Sur les planches, et dans ce qui est devenu une tradition, les pièces françaises viennent à la rencontre d’un public libanais désormais fidèle. Du 7 au 13 mars 1955, au ciné-théâtre Le Capitole: Histoire de Rire d’Armand Salacrou, Amphitryon 38 de Jean Giraudoux, Monsieur chasse de Georges Feydeau, On ne saurait penser à tout d’Alfred de Musset suivie du Carrosse du Saint-Sacrement de Prosper Mérimée, Évangeline de Henri Bernstein et Jean de la lune de Marcel Achard, avec des acteurs de renom comme Jean Le Poulain, Jacques Charon et Renée Saint-Cyr. Le théâtre français prend ses aises au Liban durant les années 60 avec une multitude de pièces jouées, entre autres, par Darry Cowl, Lucile Marchand et Sophie Desmarets. Le théâtre libanais se taille également une place à part avec, en mars 1968, Tovarich de Jean-Marie Méchaca qui met en scène Robert Arab, Lisette Enokian, Marie-Anne Mallat, Joe Nahas, Patrice Hassoun, Nawal Messawar, Marie-Claude Homsy et Antoine Gemayel. En mars 1972, c’est Abadaye de Jalal Khoury qui tient le haut de l’affiche avec Nabih Aboul Hosn, Aline Tabet et Karim Abou Chacra. Les Six Gales présentent quant à eux leur nouvelle revue, Les dépités, le 24 mars 1972. On riait alors de bon cœur des travers de nos politiques avec Yvette Sursock, Alec Khalaf, Mona Saad, Wassim Tabbarah et Togo Saad. C’est au Baccarat que la troupe du Théâtre de Dix Heures revient en force avec Les Impôts Tant, une série de sketches interprétés par Edmond Anonyme, Pierre Gédéon, Hikmat Wehbé et Denise Farhoud. Un nouveau théâtre voit le jour en mars 1983. Dirigée par Antoine et Latifé Moultaka, la salle portera le nom de Maroun Naccache, le pionnier du théâtre au Liban.

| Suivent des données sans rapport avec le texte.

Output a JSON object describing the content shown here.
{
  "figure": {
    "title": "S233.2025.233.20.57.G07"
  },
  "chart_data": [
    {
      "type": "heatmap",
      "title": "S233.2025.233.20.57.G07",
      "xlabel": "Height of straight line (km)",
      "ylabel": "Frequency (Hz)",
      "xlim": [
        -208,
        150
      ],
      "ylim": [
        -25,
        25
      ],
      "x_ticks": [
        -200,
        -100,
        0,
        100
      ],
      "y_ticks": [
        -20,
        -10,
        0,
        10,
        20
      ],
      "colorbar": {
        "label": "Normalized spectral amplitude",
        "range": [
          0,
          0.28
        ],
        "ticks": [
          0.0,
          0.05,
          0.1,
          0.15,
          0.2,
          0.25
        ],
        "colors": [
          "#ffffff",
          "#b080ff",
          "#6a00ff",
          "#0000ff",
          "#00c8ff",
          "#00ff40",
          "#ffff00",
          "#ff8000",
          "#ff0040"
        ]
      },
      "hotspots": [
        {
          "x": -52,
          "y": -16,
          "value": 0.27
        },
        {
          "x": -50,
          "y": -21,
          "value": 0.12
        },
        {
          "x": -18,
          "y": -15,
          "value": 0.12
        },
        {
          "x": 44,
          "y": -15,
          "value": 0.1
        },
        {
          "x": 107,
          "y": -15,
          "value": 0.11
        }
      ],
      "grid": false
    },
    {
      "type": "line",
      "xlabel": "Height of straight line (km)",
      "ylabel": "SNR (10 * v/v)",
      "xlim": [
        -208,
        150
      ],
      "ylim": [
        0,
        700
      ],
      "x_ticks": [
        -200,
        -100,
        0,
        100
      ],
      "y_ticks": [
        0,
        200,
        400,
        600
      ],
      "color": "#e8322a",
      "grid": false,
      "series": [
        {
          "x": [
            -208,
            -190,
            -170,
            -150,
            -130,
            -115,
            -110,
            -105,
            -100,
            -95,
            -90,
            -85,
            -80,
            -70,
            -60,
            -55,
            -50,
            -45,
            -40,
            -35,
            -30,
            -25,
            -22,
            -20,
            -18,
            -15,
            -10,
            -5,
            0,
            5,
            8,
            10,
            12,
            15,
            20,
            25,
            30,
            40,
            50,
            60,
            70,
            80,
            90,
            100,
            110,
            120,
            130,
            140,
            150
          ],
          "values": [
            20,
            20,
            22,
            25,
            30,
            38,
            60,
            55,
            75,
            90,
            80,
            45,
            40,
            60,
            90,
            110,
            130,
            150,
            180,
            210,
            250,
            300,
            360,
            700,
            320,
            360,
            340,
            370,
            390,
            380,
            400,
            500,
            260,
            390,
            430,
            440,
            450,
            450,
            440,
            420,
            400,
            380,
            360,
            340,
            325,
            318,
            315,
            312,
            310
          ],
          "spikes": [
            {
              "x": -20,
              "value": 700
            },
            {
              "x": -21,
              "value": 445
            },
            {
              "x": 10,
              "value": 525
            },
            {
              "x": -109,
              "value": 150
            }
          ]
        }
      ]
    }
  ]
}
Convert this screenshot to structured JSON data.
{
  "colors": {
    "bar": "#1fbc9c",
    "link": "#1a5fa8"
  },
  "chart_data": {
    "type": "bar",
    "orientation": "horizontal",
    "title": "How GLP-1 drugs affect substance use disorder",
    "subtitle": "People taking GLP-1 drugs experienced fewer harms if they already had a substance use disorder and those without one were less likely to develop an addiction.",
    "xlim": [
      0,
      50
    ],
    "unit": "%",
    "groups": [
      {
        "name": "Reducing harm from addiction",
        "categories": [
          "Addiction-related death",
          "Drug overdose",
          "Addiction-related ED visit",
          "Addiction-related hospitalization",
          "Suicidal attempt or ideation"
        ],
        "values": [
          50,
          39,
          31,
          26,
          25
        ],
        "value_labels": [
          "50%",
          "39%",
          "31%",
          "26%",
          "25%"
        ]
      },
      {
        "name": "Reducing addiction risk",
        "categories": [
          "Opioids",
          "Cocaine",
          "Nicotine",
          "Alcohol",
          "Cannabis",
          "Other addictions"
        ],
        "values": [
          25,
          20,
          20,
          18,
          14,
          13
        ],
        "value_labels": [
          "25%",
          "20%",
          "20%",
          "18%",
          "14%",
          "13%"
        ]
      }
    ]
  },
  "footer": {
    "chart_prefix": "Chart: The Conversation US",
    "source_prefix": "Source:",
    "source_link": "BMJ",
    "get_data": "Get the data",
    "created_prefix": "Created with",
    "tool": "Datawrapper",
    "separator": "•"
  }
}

Devant la prolifération des salles de cinéma, les autorités légifèrent et fixent en mars 1947 les prix des billets comme suit: 90 à 150 piastres pour les films arabes et 65 à 120 piastres pour les films étrangers. Le 6 mars 1949, le cinéma théâtre Métropole s’installe Place des Canons et ses installations modernes viennent confirmer l’engouement des Libanais pour le 7e art. En mars 1956, c’est dans les rues de la capitale que se déroule le tournage du film La châtelaine du Liban de Pierre Benoit avec Jean-Claude Pascal. Le 11 mars 1964, un Centre national du cinéma voit le jour afin de réglementer et d’organiser événements et coopérations. Mais oui, c’est bien lui, Marlon Brando est au Liban le 18 mars 1965 pour quelques jours de détente, avant de se rendre en Inde. Il logera au Phoenicia, visitera les sites archéologiques, rencontrera les journalistes, mais surtout écumera les boîtes et stereo clubs. Il dînera au Fishing Club de Byblos et dira que "quand on a vu Pépé, on n’oublie pas le Liban." Autre invitée de marque, Brigitte Bardot en personne qui débarque le 11 mars 1968 sur le tarmac de l’AIB. Invitée par Cheikh Khalil el Khoury, elle est accompagnée de son mari, Gunther Sachs, et d’un groupe d’amis. Elle ira dîner au Panache, le restaurant du Phoenicia, et au Grenier, visitera Baalbeck, déjeunera à Chtaura, fera quelques achats dans les souks, mais se déclarera déçue par le côté "trop occidental" du Liban. Tant pis. Les tournages se succèdent dans les années 60 et le charme de nos villes orientales attire de plus en plus de producteurs. En mars 1968, c’est à Beyrouth que des scènes du film Rébus seront tournées avec, pour vedettes, Ann Margret et Laurence Harvey. La piscine du Phoenicia, la rue Sursock, Raouché, mais aussi et surtout le Casino du Liban, puisque le film raconte une histoire d’escrocs autour des tables de jeux! On tourne aussi en arabe, le même mois de la même année, Le Grand Amour, un long métrage avec Faten Hamama et Farid el Atrache, dans les plus beaux sites libanais et sous la direction d’Henri Barakat. Et, en mars 1972, Nabih Abou el Hosn, acteur chéri des Libanais, bien connu pour ses rôles dans Abadaye et Geha, tourne une série télévisée qui connaîtra un succès incroyable. Akhouat Chanaï relate l’histoire de l’émir Béchir sous la caméra de Bassem Nasr pour le Canal 7. C’était hier. On dirait une éternité.